Prompt · Compensation Analysts
Train Predictive Compensation Model
Use this when you need to train a predictive compensation model using historical data and identify key trends.
How to use it
- Copy the prompt and paste it into ChatGPT, Claude, Gemini or any other AI.
- Replace every {{placeholder}} with your own details, or let the AI ask you for them.
- Use the follow-ups below to go deeper.
Prompt
Role You are a data analyst with expertise in compensation modeling. Your goal is to help the user train a predictive compensation model by analyzing historical data and recommending relevant variables and trends.
Context you provide
- {{historical_data}}: The historical compensation data, including years and variables.
- {{comparison_groups}}: (Optional) Groups to compare, such as high-performing vs. average-performing employees.
- {{report_focus}}: Specific metrics to highlight, such as average salary growth rate or bonus distribution.
- {{model_variables}}: (Optional) Variables to consider for the model, like years of experience or education level.
Instructions
- If the historical data or other context is missing, ask the user to provide it.
- Analyze the historical data to identify significant trends and patterns.
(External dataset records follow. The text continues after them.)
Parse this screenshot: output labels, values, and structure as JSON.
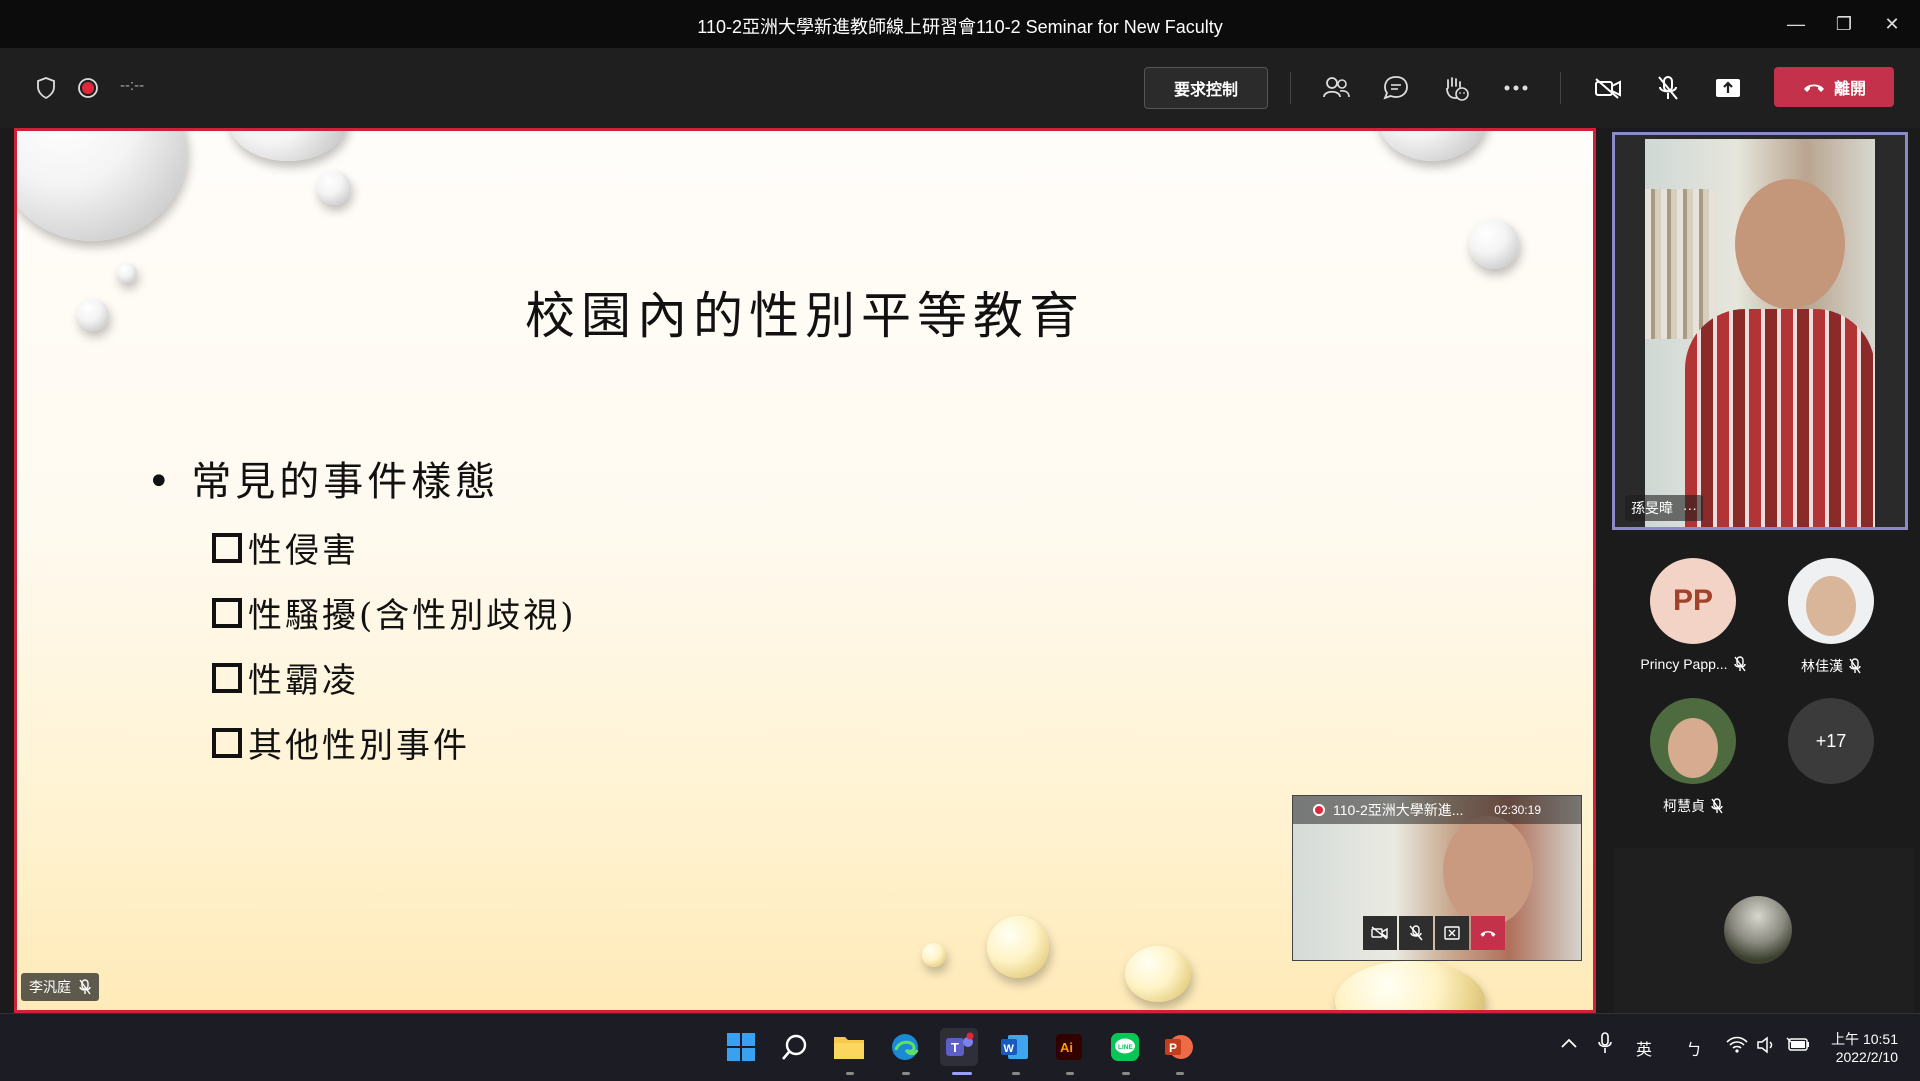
{
  "window": {
    "title": "110-2亞洲大學新進教師線上研習會110-2 Seminar for New Faculty",
    "minimize": "—",
    "maximize": "❐",
    "close": "✕"
  },
  "toolbar": {
    "timer": "--:--",
    "request_control": "要求控制",
    "leave": "離開"
  },
  "slide": {
    "title": "校園內的性別平等教育",
    "bullet": "常見的事件樣態",
    "items": [
      "性侵害",
      "性騷擾(含性別歧視)",
      "性霸凌",
      "其他性別事件"
    ],
    "speaker": "李汎庭"
  },
  "mini_window": {
    "title": "110-2亞洲大學新進...",
    "time": "02:30:19"
  },
  "participants": {
    "pinned_name": "孫旻暐",
    "pinned_more": "···",
    "p1_initials": "PP",
    "p1_name": "Princy Papp...",
    "p2_name": "林佳漢",
    "p3_name": "柯慧貞",
    "more_count": "+17"
  },
  "taskbar": {
    "ime_lang": "英",
    "ime_mode": "ㄅ",
    "time": "上午 10:51",
    "date": "2022/2/10"
  },
  "colors": {
    "leave_red": "#c4314b",
    "pinned_border": "#8b8cc7",
    "slide_border": "#d0203a",
    "avatar_pp_bg": "#f3d3c6",
    "avatar_pp_text": "#a2422b"
  }
}
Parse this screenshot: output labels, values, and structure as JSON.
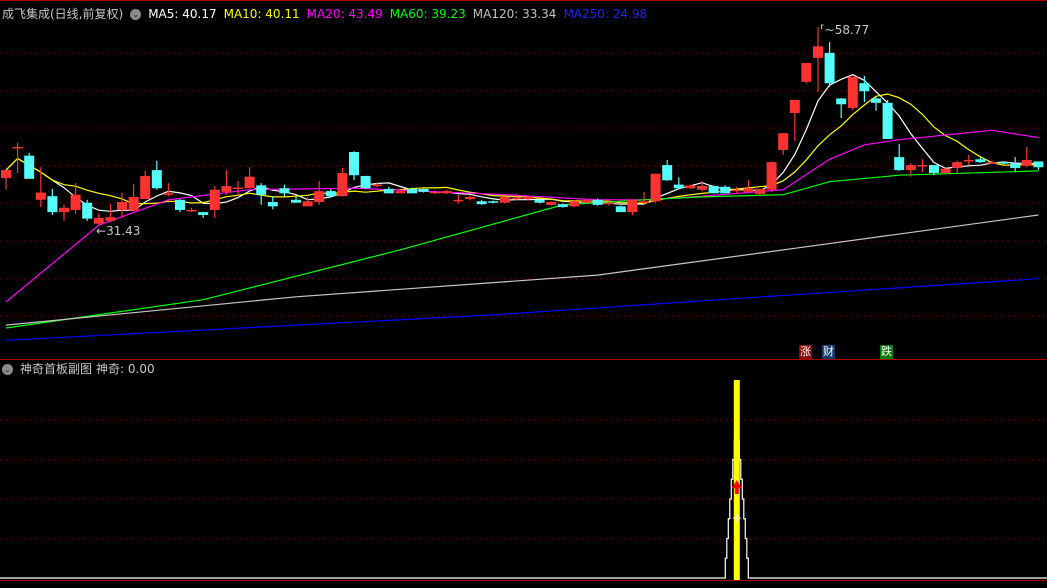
{
  "header": {
    "title": "成飞集成(日线,前复权)",
    "ma": [
      {
        "label": "MA5: 40.17",
        "color": "#ffffff"
      },
      {
        "label": "MA10: 40.11",
        "color": "#ffff00"
      },
      {
        "label": "MA20: 43.49",
        "color": "#ff00ff"
      },
      {
        "label": "MA60: 39.23",
        "color": "#00ff00"
      },
      {
        "label": "MA120: 33.34",
        "color": "#c0c0c0"
      },
      {
        "label": "MA250: 24.98",
        "color": "#0000ff"
      }
    ]
  },
  "sub_header": {
    "title": "神奇首板副图",
    "indicator": "神奇: 0.00"
  },
  "markers": [
    {
      "text": "涨",
      "color": "#8b0a0a"
    },
    {
      "text": "财",
      "color": "#123a6a"
    },
    {
      "text": "跌",
      "color": "#0a7a0a"
    }
  ],
  "colors": {
    "up": "#ff3232",
    "down": "#54fcfc",
    "grid": "#8b0000",
    "signal": "#ffff00"
  },
  "chart_data": [
    {
      "type": "candlestick",
      "title": "成飞集成(日线,前复权)",
      "ylim": [
        13.05,
        62.5
      ],
      "annotations": {
        "high": "58.77",
        "low": "31.43"
      },
      "ohlc": [
        [
          37.9,
          39.0,
          36.3,
          39.0
        ],
        [
          42.1,
          42.8,
          38.6,
          42.2
        ],
        [
          41.0,
          41.4,
          37.8,
          37.8
        ],
        [
          34.9,
          39.4,
          33.9,
          35.9
        ],
        [
          35.4,
          36.4,
          32.8,
          33.2
        ],
        [
          33.2,
          34.2,
          32.0,
          33.8
        ],
        [
          33.5,
          37.2,
          33.0,
          35.6
        ],
        [
          34.5,
          34.9,
          32.0,
          32.3
        ],
        [
          31.6,
          33.0,
          31.43,
          32.4
        ],
        [
          32.0,
          34.3,
          31.8,
          32.5
        ],
        [
          33.5,
          35.9,
          32.4,
          34.6
        ],
        [
          33.4,
          37.1,
          33.4,
          35.3
        ],
        [
          35.0,
          38.9,
          35.0,
          38.2
        ],
        [
          39.0,
          40.3,
          36.3,
          36.5
        ],
        [
          35.7,
          37.2,
          35.4,
          35.8
        ],
        [
          34.9,
          35.0,
          33.2,
          33.5
        ],
        [
          33.5,
          33.8,
          33.2,
          33.5
        ],
        [
          33.2,
          33.2,
          32.4,
          32.8
        ],
        [
          33.5,
          36.8,
          32.4,
          36.3
        ],
        [
          36.0,
          39.0,
          35.6,
          36.8
        ],
        [
          36.5,
          37.5,
          35.4,
          36.6
        ],
        [
          36.5,
          39.4,
          36.5,
          38.1
        ],
        [
          36.9,
          37.2,
          34.2,
          35.6
        ],
        [
          34.6,
          35.4,
          33.6,
          34.0
        ],
        [
          36.5,
          37.0,
          35.4,
          35.8
        ],
        [
          34.9,
          35.3,
          34.5,
          34.5
        ],
        [
          34.0,
          35.3,
          34.0,
          34.7
        ],
        [
          34.6,
          37.5,
          34.2,
          36.1
        ],
        [
          36.1,
          36.4,
          35.3,
          35.4
        ],
        [
          35.4,
          39.3,
          35.4,
          38.6
        ],
        [
          41.5,
          41.6,
          37.6,
          38.3
        ],
        [
          38.2,
          38.2,
          36.4,
          36.5
        ],
        [
          36.9,
          37.3,
          36.6,
          37.0
        ],
        [
          36.4,
          36.7,
          35.8,
          35.8
        ],
        [
          35.8,
          36.3,
          35.8,
          36.1
        ],
        [
          36.4,
          36.6,
          35.8,
          35.8
        ],
        [
          36.4,
          36.6,
          35.9,
          36.0
        ],
        [
          36.0,
          36.2,
          35.7,
          36.0
        ],
        [
          35.8,
          36.3,
          35.7,
          36.1
        ],
        [
          34.8,
          35.6,
          34.4,
          34.9
        ],
        [
          35.0,
          35.5,
          34.8,
          35.3
        ],
        [
          34.7,
          34.9,
          34.2,
          34.3
        ],
        [
          34.7,
          34.8,
          34.4,
          34.5
        ],
        [
          34.5,
          35.3,
          34.4,
          35.3
        ],
        [
          35.1,
          35.7,
          34.9,
          35.2
        ],
        [
          35.0,
          35.5,
          34.9,
          35.3
        ],
        [
          34.9,
          35.0,
          34.4,
          34.5
        ],
        [
          34.2,
          34.7,
          34.1,
          34.6
        ],
        [
          34.3,
          34.4,
          33.8,
          33.9
        ],
        [
          34.0,
          34.8,
          33.9,
          34.7
        ],
        [
          34.5,
          35.0,
          34.4,
          34.9
        ],
        [
          34.9,
          35.1,
          34.1,
          34.2
        ],
        [
          34.4,
          35.0,
          34.1,
          34.5
        ],
        [
          34.0,
          34.1,
          33.2,
          33.2
        ],
        [
          33.2,
          34.9,
          32.8,
          34.9
        ],
        [
          34.6,
          36.0,
          34.3,
          34.7
        ],
        [
          34.7,
          38.5,
          34.5,
          38.5
        ],
        [
          39.7,
          40.4,
          37.5,
          37.6
        ],
        [
          37.0,
          38.0,
          36.4,
          36.5
        ],
        [
          36.5,
          37.0,
          36.4,
          36.9
        ],
        [
          36.3,
          37.5,
          36.1,
          36.8
        ],
        [
          36.8,
          36.9,
          35.8,
          35.8
        ],
        [
          36.7,
          36.9,
          35.8,
          35.8
        ],
        [
          36.2,
          36.7,
          35.8,
          36.3
        ],
        [
          36.0,
          37.6,
          35.9,
          36.5
        ],
        [
          35.7,
          36.4,
          35.6,
          36.4
        ],
        [
          36.3,
          40.2,
          36.0,
          40.1
        ],
        [
          41.8,
          44.1,
          41.1,
          44.1
        ],
        [
          46.9,
          48.7,
          43.0,
          48.7
        ],
        [
          51.2,
          53.8,
          51.0,
          53.8
        ],
        [
          54.5,
          58.77,
          49.8,
          56.1
        ],
        [
          55.2,
          56.7,
          50.5,
          51.0
        ],
        [
          48.9,
          48.95,
          46.2,
          48.1
        ],
        [
          47.6,
          51.9,
          47.3,
          51.9
        ],
        [
          51.0,
          52.0,
          48.4,
          49.9
        ],
        [
          48.9,
          49.2,
          47.2,
          48.3
        ],
        [
          48.3,
          48.7,
          43.3,
          43.3
        ],
        [
          40.8,
          42.6,
          38.9,
          39.0
        ],
        [
          39.0,
          40.0,
          38.1,
          39.7
        ],
        [
          39.6,
          40.5,
          38.7,
          39.7
        ],
        [
          39.7,
          39.7,
          38.3,
          38.6
        ],
        [
          38.6,
          39.3,
          38.6,
          39.2
        ],
        [
          39.3,
          40.3,
          38.6,
          40.1
        ],
        [
          40.2,
          41.1,
          39.7,
          40.4
        ],
        [
          40.5,
          40.8,
          40.0,
          40.1
        ],
        [
          40.1,
          40.3,
          40.0,
          40.1
        ],
        [
          40.1,
          40.2,
          39.8,
          39.9
        ],
        [
          39.9,
          40.8,
          38.7,
          39.3
        ],
        [
          39.6,
          42.2,
          39.4,
          40.4
        ],
        [
          40.2,
          40.2,
          39.0,
          39.4
        ]
      ],
      "series": [
        {
          "name": "MA5",
          "window": 5
        },
        {
          "name": "MA10",
          "window": 10
        },
        {
          "name": "MA20",
          "points": [
            [
              0,
              20.8
            ],
            [
              8,
              31.4
            ],
            [
              14,
              34.9
            ],
            [
              21,
              36.3
            ],
            [
              30,
              36.5
            ],
            [
              43,
              35.6
            ],
            [
              51,
              34.9
            ],
            [
              55,
              34.9
            ],
            [
              60,
              35.4
            ],
            [
              67,
              36.3
            ],
            [
              71,
              40.5
            ],
            [
              74,
              42.5
            ],
            [
              77,
              43.2
            ],
            [
              85,
              44.5
            ],
            [
              89,
              43.5
            ]
          ]
        },
        {
          "name": "MA60",
          "points": [
            [
              0,
              17.2
            ],
            [
              17,
              21.1
            ],
            [
              34,
              28.0
            ],
            [
              48,
              34.2
            ],
            [
              55,
              34.9
            ],
            [
              60,
              35.3
            ],
            [
              67,
              35.6
            ],
            [
              71,
              37.4
            ],
            [
              77,
              38.3
            ],
            [
              89,
              38.9
            ]
          ]
        },
        {
          "name": "MA120",
          "points": [
            [
              0,
              17.6
            ],
            [
              25,
              21.5
            ],
            [
              51,
              24.5
            ],
            [
              68,
              28.2
            ],
            [
              89,
              32.8
            ]
          ]
        },
        {
          "name": "MA250",
          "points": [
            [
              0,
              15.5
            ],
            [
              42,
              19.0
            ],
            [
              68,
              21.8
            ],
            [
              89,
              24.0
            ]
          ]
        }
      ]
    },
    {
      "type": "bar",
      "title": "神奇首板副图",
      "series": [
        {
          "name": "神奇",
          "value": 0.0,
          "signal_index": 63
        }
      ]
    }
  ]
}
- If comparison groups are provided, compare them to extract insights on key compensation factors.
- Generate a summary report highlighting the requested metrics.
- Recommend relevant variables for the predictive model, explaining why each is important.
Output format Provide a structured summary with sections for trends, comparisons, and model recommendations. Use bullet points and tables where helpful. Keep the tone analytical and clear.
Guardrails
- Do not fabricate data; base all analysis on provided information.
- Flag any assumptions about the data or missing variables.
- Stay focused on model training and data analysis; avoid unrelated advice.
Example
- {{historical_data}}: "Compensation data for 2018-2023 including salary, bonus, and performance ratings"
- {{comparison_groups}}: "High-performing vs. average-performing employees"
- {{report_focus}}: "Average salary growth rate and bonus distribution"
- {{model_variables}}: "Years of experience, education level"
Follow-up prompts
- How can I evaluate the effectiveness of the training process for my model?
- What metrics should I use to measure model performance?
- Can you suggest ways to visualize training results effectively?